=====================================
Specialist RAG Documentation System
=====================================

Overview
========

Instead of using static specialist instructions in the system prompt, Ada now uses **RAG-based dynamic documentation** that retrieves relevant specialist guidance based on the user's query context.

How It Works
============

1. Automatic Sync on Startup
-----------------------------

When the brain service starts:

.. code-block:: text

   [BRAIN] Discovered 2 specialists: 🎧 media, 📄 ocr
   [BRAIN] Synced 8 specialist FAQ entries to RAG

The system:

- Discovers all registered specialists via the plugin registry
- Generates FAQ entries from specialist capabilities
- Stores them in Chroma with ``type="faq"`` and ``topic="specialists"``
- Removes old entries to ensure idempotency

2. Context-Aware Retrieval
---------------------------

During prompt building (``PromptAssembler`` in ``brain/prompt_builder/`` package with caching):

- User's query is embedded
- RAG retrieves the top K most relevant specialist FAQs (with caching for frequent queries)
- Retrieved docs are injected into the prompt before specialist execution
- This provides **just-in-time** specialist guidance instead of static instructions

3. FAQ Entry Types
------------------

The system generates multiple FAQ types:

**Overview FAQ:**

.. code-block:: text

   Q: What specialist capabilities are available?
   A: Ada has 2 specialist capabilities integrated: 🎧 media, 📄 ocr. 
      These can be invoked mid-conversation using SPECIALIST_REQUEST[name:{params}] syntax...

**Per-Specialist Capability FAQ:**

.. code-block:: text

   Q: What does the ocr specialist do?
   A: Extract text from images using Tesseract OCR (Priority: HIGH, Icon: 📄)

**Per-Specialist Syntax FAQ:**

.. code-block:: text

   Q: How do I invoke the ocr specialist?
   A: Use the syntax SPECIALIST_REQUEST[ocr:{}] in your response.
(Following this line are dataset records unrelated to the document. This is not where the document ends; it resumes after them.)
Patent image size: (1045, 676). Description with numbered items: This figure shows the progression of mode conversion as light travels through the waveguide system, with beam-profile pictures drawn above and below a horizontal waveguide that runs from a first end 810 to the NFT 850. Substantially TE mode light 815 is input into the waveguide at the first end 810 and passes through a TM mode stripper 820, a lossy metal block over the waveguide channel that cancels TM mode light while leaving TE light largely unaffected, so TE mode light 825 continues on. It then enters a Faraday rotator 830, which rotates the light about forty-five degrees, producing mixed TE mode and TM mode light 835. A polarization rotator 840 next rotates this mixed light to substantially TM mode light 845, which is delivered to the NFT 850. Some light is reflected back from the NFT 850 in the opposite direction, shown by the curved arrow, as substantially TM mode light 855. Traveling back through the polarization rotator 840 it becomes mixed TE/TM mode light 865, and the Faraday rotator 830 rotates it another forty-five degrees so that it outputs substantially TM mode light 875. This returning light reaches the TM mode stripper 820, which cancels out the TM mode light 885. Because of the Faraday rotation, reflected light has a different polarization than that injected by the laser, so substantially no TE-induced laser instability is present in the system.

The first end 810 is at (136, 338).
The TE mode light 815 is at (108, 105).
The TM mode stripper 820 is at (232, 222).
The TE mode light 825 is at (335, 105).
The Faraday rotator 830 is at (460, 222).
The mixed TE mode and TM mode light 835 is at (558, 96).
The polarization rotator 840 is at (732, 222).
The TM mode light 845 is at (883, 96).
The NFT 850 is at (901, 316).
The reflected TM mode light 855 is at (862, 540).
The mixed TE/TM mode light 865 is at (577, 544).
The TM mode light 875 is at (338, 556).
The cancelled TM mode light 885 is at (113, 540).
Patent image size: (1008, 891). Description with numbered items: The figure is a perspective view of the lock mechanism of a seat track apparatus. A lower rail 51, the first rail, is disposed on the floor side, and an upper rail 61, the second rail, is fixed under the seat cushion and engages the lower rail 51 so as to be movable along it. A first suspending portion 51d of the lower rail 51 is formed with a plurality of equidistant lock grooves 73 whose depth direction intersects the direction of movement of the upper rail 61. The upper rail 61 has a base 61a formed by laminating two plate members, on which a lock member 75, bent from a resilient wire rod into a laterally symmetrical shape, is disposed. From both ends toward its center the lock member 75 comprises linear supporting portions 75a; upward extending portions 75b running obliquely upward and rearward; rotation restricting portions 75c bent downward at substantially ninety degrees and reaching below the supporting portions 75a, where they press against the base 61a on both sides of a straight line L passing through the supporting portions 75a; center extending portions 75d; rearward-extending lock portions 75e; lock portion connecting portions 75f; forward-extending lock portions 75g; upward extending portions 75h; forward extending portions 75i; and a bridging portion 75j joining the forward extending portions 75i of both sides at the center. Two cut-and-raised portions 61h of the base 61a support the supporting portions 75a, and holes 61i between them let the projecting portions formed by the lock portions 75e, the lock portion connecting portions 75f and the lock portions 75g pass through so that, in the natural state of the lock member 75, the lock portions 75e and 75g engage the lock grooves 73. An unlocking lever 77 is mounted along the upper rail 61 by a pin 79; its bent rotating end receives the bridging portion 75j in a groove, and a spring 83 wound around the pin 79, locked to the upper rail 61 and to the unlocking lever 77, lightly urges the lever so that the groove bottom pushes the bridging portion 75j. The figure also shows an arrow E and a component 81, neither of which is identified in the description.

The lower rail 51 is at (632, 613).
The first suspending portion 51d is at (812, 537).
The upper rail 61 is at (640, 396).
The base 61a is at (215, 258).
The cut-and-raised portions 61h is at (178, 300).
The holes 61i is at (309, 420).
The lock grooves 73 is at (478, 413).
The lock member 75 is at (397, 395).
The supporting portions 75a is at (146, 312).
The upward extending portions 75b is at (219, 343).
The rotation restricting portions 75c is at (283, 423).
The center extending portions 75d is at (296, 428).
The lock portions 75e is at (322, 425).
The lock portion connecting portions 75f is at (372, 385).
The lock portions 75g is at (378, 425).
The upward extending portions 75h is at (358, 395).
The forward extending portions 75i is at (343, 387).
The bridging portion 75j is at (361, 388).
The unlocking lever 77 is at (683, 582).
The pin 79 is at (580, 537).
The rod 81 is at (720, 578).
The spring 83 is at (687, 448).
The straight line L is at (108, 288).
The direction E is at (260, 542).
I will detect this pattern, 
      pause generation, execute the specialist, and resume with enriched context.

**Usage Pattern FAQs:**

- When to use specialists
- Chaining multiple specialists
- How pause/resume works

Configuration
=============

Enable/Disable RAG Docs
-----------------------

.. code-block:: bash

   SPECIALIST_RAG_DOCS=true  # Use dynamic RAG retrieval (default)
   SPECIALIST_RAG_DOCS=false # Use static SPECIALIST_INSTRUCTIONS only

Set in ``brain/config.py``:

.. code-block:: python

   SPECIALIST_RAG_DOCS = os.getenv("SPECIALIST_RAG_DOCS", "true").lower() == "true"

Retrieval Count
---------------

In the prompt building system, specialist docs retrieve 2 FAQs by default:

.. code-block:: python

   specialist_docs = get_relevant_specialist_docs(user_prompt, rag_store, k=2)

Benefits
========

1. Context-Aware Guidance
--------------------------

- User asks "can you analyze this image?" → OCR/vision docs retrieved
- User asks "what's playing?" → Media specialist docs retrieved
- Irrelevant specialists don't clutter the prompt

2. Automatic Updates
---------------------

- Add a new specialist → FAQ entries auto-generated on next startup
- Modify specialist capability → Updated in RAG automatically
- No manual prompt engineering required

3. Token Efficiency
-------------------

- Static ``SPECIALIST_INSTRUCTIONS`` = ~300 tokens always present
- Dynamic RAG retrieval = ~100-200 tokens only when relevant
- Reduces prompt bloat for non-specialist queries

4. Semantic Matching
---------------------

- User query: "What can you see in this photo?"
- RAG retrieves: OCR + vision specialist documentation
- LLM learns specialist syntax contextually

Implementation Files
====================

brain/specialists/specialist_docs.py
------------------------------------

- ``sync_specialist_docs_to_faq()`` - Generate FAQ entries from all specialists
- ``get_relevant_specialist_docs()`` - Retrieve relevant docs for a query

brain/app.py (lifespan)
-----------------------

.. code-block:: python

   # Sync specialist documentation to FAQ system
   if rag_store is not None:
       doc_count = sync_specialist_docs_to_faq(rag_store)
       print(f"[BRAIN] Synced {doc_count} specialist FAQ entries to RAG")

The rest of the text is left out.